Vizwik is an online platform that allows anyone to create an app and sell it to others on the platform. Simon Gauvin, CEO and founder of Agora Mobile, said that Vizwik makes programming and coding easier because there are visual pointers on the platform to help users code and program their apps.

Gauvin said that coding is just as essential to students today as reading, writing and arithmetic. He encourages teachers to integrate programming and coding—with the help of Vizwik—into their lessons. This can help the students not only further their understanding in a traditional subject, such as science or geography, but also discover the possibilities and capabilities of coding.

“The digital economy is worldwide, there’s no reason why New Brunswick can’t participate in that,” Gauvin said. “The kids in high school have no visibility in that right now. Everything they have has nothing to do with the digital economy, and yet everyone’s a participant as a consumer, and nobody’s participating as a producer. We need to solve this problem.”

More than 500 teachers already signed up on Vizwik, and have used the platform to interact with more than 4,000 students. The project is in keeping with the goals of Brilliant Labs, the initiative in New Brunswick and Nova Scotia to increase programming education.

The best part about Vizwik is that the teachers don’t need to know how to code to use it in their classrooms and teach their students to code. Gauvin recommends integrating Vizwik slowly into the classroom: first, use Vizwik with more traditional media, such as photos or text; next, create a button, which can allow one to navigate outside the traditional media and go from one medium to another; finally, start computing: create things that you want to use that aren’t part of traditional media.

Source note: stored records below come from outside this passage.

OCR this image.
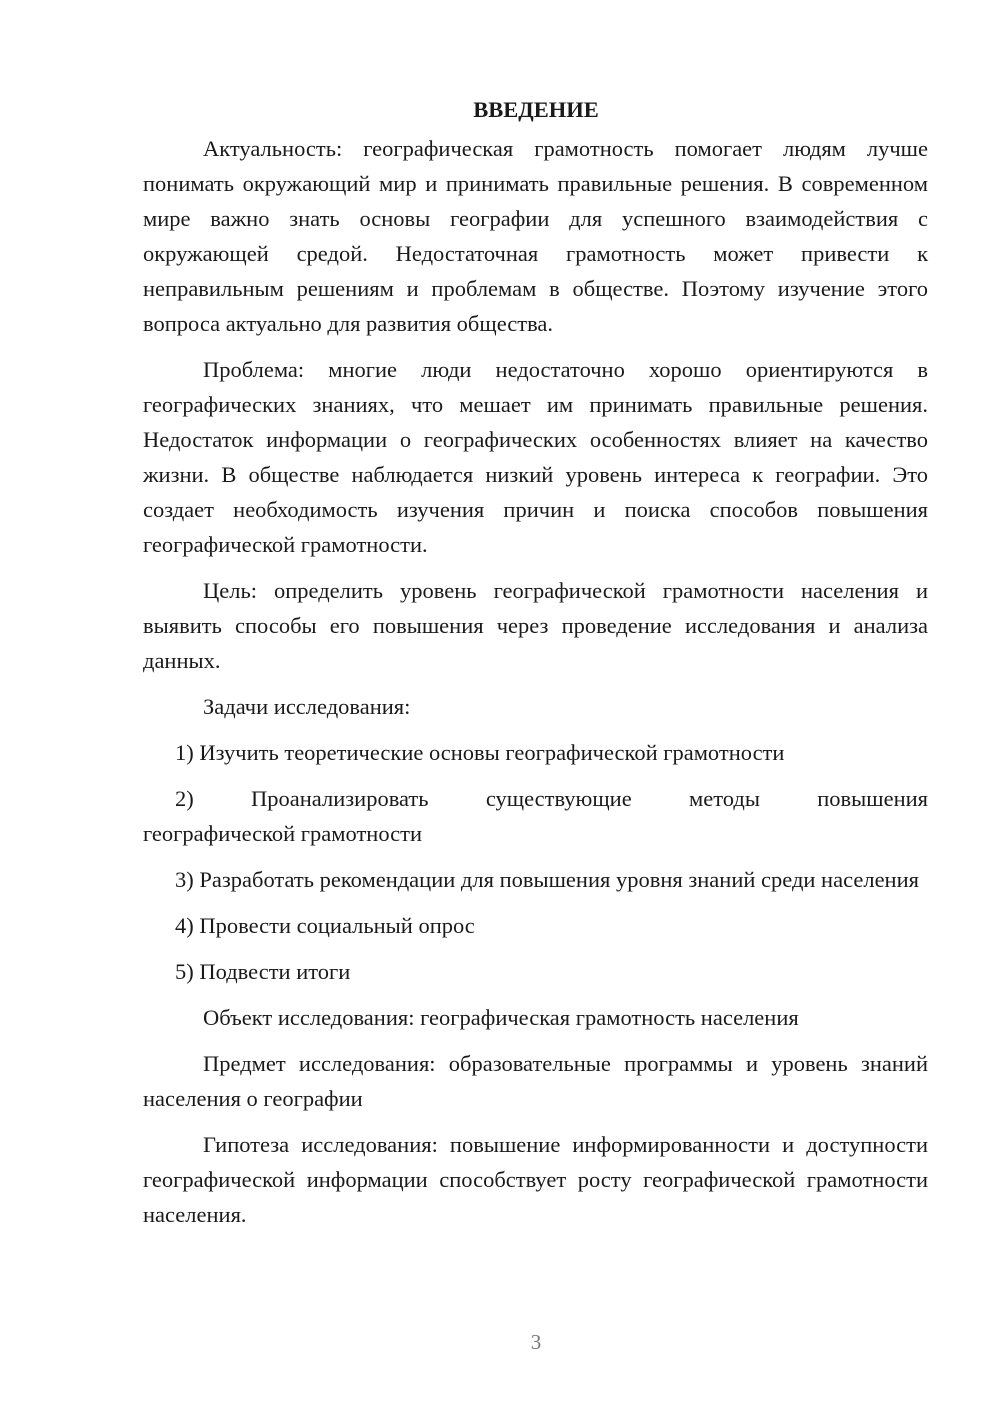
ВВЕДЕНИЕ

Актуальность: географическая грамотность помогает людям лучше понимать окружающий мир и принимать правильные решения. В современном мире важно знать основы географии для успешного взаимодействия с окружающей средой. Недостаточная грамотность может привести к неправильным решениям и проблемам в обществе. Поэтому изучение этого вопроса актуально для развития общества.

Проблема: многие люди недостаточно хорошо ориентируются в географических знаниях, что мешает им принимать правильные решения. Недостаток информации о географических особенностях влияет на качество жизни. В обществе наблюдается низкий уровень интереса к географии. Это создает необходимость изучения причин и поиска способов повышения географической грамотности.

Цель: определить уровень географической грамотности населения и выявить способы его повышения через проведение исследования и анализа данных.

Задачи исследования:

1) Изучить теоретические основы географической грамотности

2) Проанализировать существующие методы повышения

географической грамотности

3) Разработать рекомендации для повышения уровня знаний среди населения

4) Провести социальный опрос

5) Подвести итоги

Объект исследования: географическая грамотность населения

Предмет исследования: образовательные программы и уровень знаний населения о географии

Гипотеза исследования: повышение информированности и доступности географической информации способствует росту географической грамотности населения.

3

Gauvin said that by the final step, the students are usually ahead of the teacher. Growing up in a technological age, they already know many of these things, but are expanding on them with the help of Vizwik.

In case Vizwik is proving difficult for the teacher, there are several tutorial videos on the website that show users how to use Vizwik.

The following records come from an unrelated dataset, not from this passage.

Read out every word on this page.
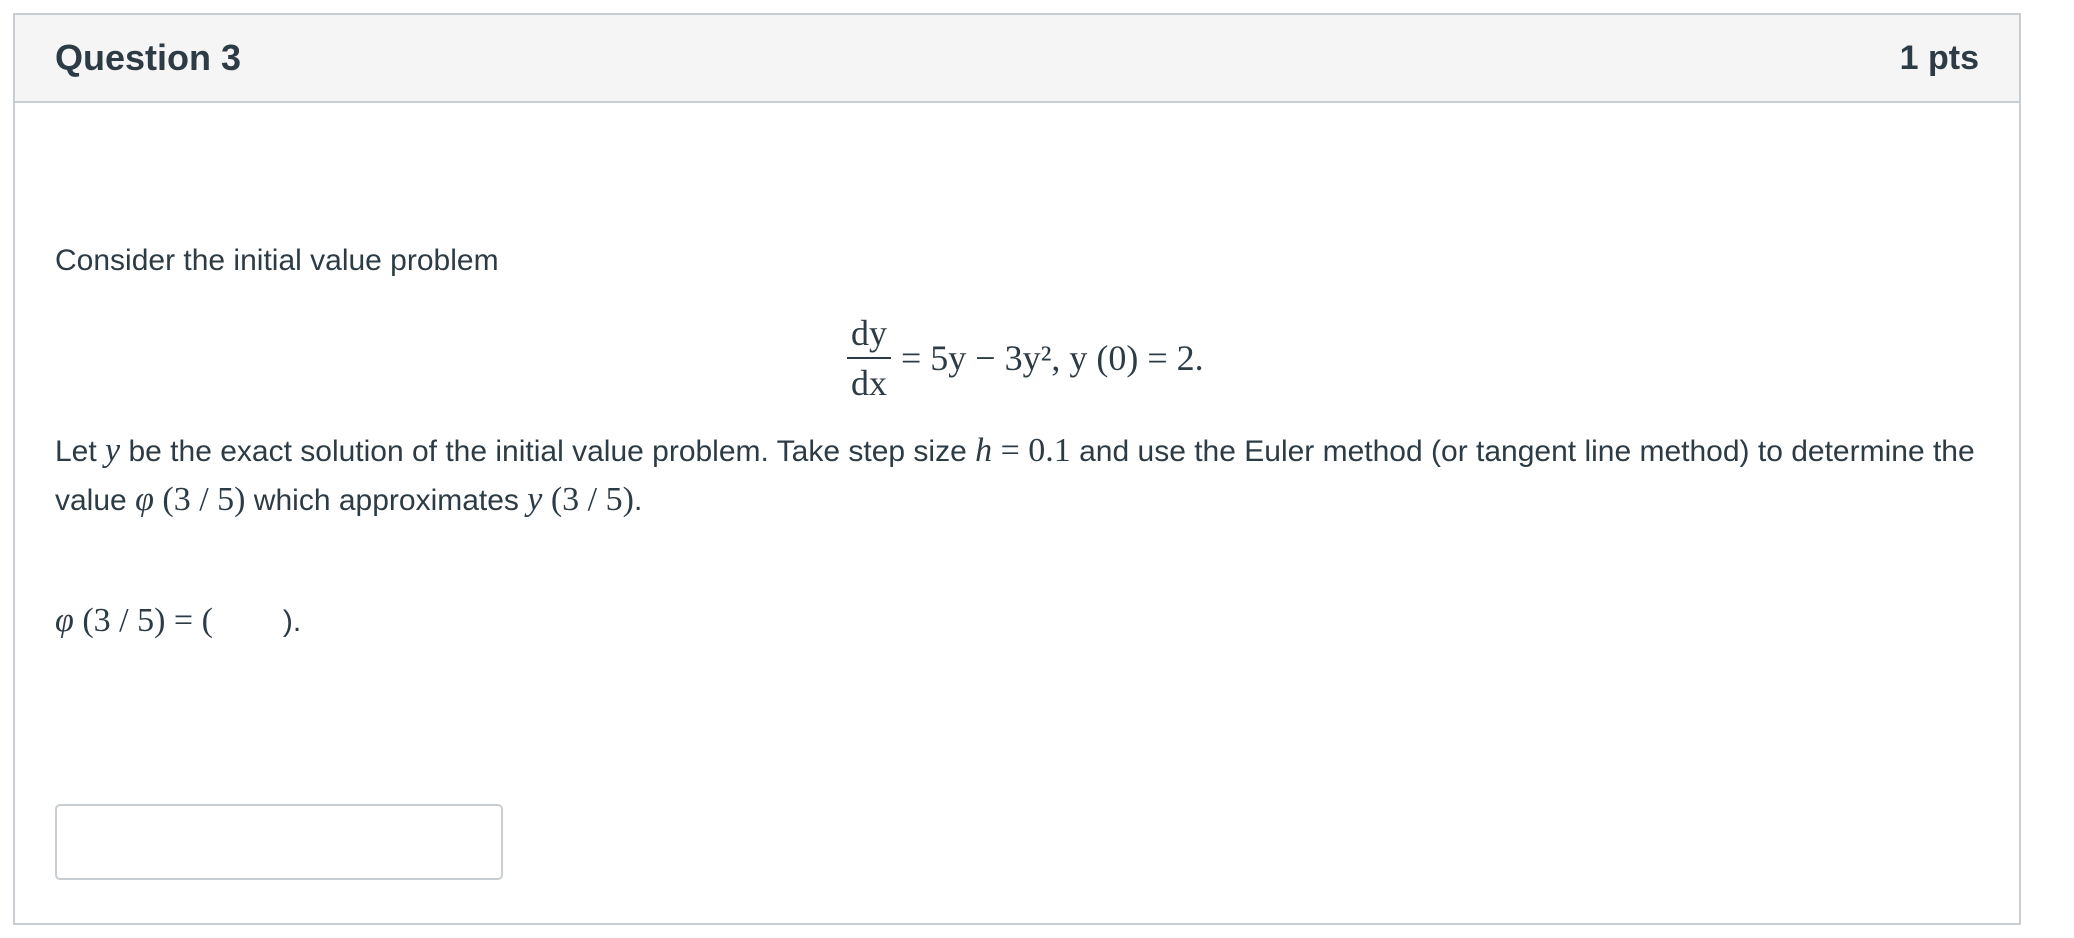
Question 3	1 pts
Consider the initial value problem
$\frac{dy}{dx} = 5y - 3y^2$, y (0) = 2.
Let y be the exact solution of the initial value problem. Take step size h = 0.1 and use the Euler method (or tangent line method) to determine the value φ (3 / 5) which approximates y (3 / 5).
φ (3 / 5) = ( ).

MaRS Discovery District, a Toronto not-for-profit innovation hub, included Agora Mobile as part of the Impact8, which helps eight high-potential social ventures to attain financing. Gauvin said that he sees potential for Vizwik to expand to other impoverished areas to teach kids to code.

In September, Ontario will introduce Vizwik in some of its schools. The province of New Brunswick already recommends Vizwik as a tool for computational learning.

“The magic of Vizwik is that we don’t represent code in a cryptic way,” Gauvin said. “We represent the instructions in a very visual and tactical way so that you can catch them and drag them and connect them like Lego, and that makes learning to code in our platform significantly easier—and it also makes it’s more accessible to more of the population.”

Gauvin said that the true monetary market lies in bigger expansions of the platform, in places like Ontario or the US. Vizwik already has users in over 20 countries, such as Chile and Australia.

Gauvin added that after creating apps on Vizwik, users can sell them on this online store without needing people to download them, making apps adaptable to any device. Once the app store gets up and running outside of New Brunswick, Agora Mobile can start monetizing Vizwik by taking a cut from apps bought on the platform.

“We’re trying to bringing coding to everyone in the world,” Gauvin said, “and that provides entrepreneurship abilities into the digital world for everyone in the world.”